A mystery: Abu Dhabi's $10 billion

In another sign of stress earlier this month, Omar bin Sulaiman, the well-regarded governor of the financial center, was also ousted. Three of the Sheikh's closest advisors were removed from the board of the Investment Corp. of Dubai, which manages the government's stakes in some of the big companies such as Emirates Airline. These moves may have been designed to appease critics in Abu Dhabi and Dubai's own worried merchant community.
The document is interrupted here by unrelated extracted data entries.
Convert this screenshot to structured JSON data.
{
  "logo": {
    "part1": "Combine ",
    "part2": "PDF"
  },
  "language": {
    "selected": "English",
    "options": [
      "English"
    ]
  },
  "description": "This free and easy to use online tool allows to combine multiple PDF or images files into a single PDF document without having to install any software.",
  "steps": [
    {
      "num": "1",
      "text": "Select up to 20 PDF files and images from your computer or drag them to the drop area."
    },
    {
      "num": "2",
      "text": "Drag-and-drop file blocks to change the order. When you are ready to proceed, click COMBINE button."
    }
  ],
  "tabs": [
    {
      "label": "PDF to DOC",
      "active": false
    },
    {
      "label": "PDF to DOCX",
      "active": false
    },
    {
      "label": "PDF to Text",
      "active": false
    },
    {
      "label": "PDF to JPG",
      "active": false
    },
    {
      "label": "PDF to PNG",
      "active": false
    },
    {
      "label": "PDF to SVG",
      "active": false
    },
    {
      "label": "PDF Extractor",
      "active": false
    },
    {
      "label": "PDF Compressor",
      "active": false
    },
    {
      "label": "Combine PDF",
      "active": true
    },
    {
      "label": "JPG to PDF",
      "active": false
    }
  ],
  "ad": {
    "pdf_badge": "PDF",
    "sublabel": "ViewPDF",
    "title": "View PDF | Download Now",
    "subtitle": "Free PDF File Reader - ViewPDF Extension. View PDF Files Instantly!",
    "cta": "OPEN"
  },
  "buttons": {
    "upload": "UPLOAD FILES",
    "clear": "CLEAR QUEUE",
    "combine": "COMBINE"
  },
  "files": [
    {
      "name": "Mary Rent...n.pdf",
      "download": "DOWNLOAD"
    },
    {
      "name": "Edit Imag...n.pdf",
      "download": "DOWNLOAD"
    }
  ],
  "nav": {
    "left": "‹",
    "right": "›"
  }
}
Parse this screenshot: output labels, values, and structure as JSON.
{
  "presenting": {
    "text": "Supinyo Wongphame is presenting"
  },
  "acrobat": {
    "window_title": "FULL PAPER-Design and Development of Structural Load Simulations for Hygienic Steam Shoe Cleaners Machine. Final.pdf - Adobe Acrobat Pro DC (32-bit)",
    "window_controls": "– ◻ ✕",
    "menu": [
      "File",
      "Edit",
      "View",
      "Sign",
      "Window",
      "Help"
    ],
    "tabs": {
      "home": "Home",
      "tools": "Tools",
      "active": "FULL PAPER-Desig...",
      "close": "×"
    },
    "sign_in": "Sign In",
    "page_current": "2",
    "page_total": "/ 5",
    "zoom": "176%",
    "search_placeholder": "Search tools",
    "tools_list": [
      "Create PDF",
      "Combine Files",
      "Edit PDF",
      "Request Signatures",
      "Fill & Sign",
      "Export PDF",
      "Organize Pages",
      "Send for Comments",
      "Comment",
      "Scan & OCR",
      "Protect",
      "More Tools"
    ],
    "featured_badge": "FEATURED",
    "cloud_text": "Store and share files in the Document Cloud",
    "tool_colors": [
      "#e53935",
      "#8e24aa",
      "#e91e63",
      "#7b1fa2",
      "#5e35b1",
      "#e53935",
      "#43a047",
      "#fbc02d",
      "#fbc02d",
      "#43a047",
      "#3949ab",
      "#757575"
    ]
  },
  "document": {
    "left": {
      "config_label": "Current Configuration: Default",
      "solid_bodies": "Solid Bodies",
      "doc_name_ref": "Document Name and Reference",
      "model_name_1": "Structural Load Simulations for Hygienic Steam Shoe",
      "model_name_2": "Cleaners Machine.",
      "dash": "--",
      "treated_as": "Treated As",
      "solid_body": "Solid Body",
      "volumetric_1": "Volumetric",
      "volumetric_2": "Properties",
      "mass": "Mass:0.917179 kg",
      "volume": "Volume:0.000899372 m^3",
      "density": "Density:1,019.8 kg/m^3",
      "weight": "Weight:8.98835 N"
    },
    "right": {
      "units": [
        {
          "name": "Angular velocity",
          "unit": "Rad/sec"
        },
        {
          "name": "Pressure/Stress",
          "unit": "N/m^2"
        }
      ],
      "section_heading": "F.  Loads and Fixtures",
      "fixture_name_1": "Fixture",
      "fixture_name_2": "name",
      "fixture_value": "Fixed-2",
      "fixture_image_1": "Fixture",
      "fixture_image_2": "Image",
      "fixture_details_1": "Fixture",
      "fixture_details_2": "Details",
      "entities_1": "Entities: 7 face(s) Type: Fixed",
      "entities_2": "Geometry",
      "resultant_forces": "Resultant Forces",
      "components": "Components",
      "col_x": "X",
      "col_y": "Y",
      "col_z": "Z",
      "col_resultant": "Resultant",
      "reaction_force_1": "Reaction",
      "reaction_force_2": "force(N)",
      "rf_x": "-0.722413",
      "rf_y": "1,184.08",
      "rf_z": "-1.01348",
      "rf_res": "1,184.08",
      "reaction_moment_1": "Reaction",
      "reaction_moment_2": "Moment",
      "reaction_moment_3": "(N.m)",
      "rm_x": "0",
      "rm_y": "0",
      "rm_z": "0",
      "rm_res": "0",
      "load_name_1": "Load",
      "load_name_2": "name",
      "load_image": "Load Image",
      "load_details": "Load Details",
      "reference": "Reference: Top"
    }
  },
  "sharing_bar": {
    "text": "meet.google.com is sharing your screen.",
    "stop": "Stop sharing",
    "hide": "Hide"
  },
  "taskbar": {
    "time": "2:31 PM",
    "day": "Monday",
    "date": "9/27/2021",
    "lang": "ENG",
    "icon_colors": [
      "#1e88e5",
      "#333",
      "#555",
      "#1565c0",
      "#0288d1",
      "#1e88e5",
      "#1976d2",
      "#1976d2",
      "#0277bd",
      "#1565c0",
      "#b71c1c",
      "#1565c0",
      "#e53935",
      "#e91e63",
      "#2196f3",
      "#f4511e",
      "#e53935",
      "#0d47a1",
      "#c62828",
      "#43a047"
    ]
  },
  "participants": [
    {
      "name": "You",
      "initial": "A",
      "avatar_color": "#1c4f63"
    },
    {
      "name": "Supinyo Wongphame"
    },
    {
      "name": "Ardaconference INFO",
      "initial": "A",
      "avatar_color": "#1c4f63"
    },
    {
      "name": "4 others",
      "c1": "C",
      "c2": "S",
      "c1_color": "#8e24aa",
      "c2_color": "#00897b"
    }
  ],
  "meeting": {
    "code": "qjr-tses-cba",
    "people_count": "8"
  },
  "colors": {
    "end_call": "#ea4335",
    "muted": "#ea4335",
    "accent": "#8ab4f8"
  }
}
Worried backers of Dubai always assumed that Abu Dhabi would come to Sheikh Mohammed's rescue if he got into real trouble. That has been true to an extent. Earlier this year the central bank of the United Arab Emirates, which is mostly funded by Abu Dhabi, the wealthiest of the emirates, loaned Dubai $10 billion. What has happened to the money is something of a mystery.

This all came to a head on Nov. 25, when Dubai rocked world markets by announcing that it would seek a standstill on debt repayments of ports operator and real estate developer Dubai World, the most troubled of state-controlled Dubai Inc. companies. The timing was horrendous, coming on the eve of an Islamic holiday, as well as the U.S. Thanksgiving. Worried investors—who only recently had begun putting new money into Dubai on the presumption that the worst was over—scrambled for information. Little was forthcoming. Reporters raced around the city, chasing press conferences that were never held. In a bizarre statement on Nov. 26, Sheikh Ahmed bin Saeed Al Maktoum, a Dubai official, said: "The government is spearheading the restructuring of this commercial operation in the full knowledge of how the markets would react."

What prompted the Dubai leadership to behave this way? There has been much speculation that an increasingly sceptical Abu Dhabi had refused to come to Dubai's rescue. But Abu Dhabi appears to have been blindsided by the debt gambit. Only hours before, two Abu Dhabi banks agreed to subscribe to $5 billion in Dubai bonds. Dubai's conduct looks more likely to stem from a combination of lack of awareness and denial, which may well be making things worse than they need to be for Dubai and its ruler.

What happens now? Abu Dhabi will come under pressure to provide more help to avoid being tarnished by a meltdown next door. Sales of Dubai's overseas assets, such as New York clothier Barneys, may be accelerated to raise funds. Sheikh Mohammed will try to preserve his independence and dignity. But already—in what some interpret as a sign of Abu Dhabi's growing influence—Sheikh Khalifa, that nation's ruler, is now pictured with Sheikh Mohammed on a huge poster at a traffic circle in Dubai.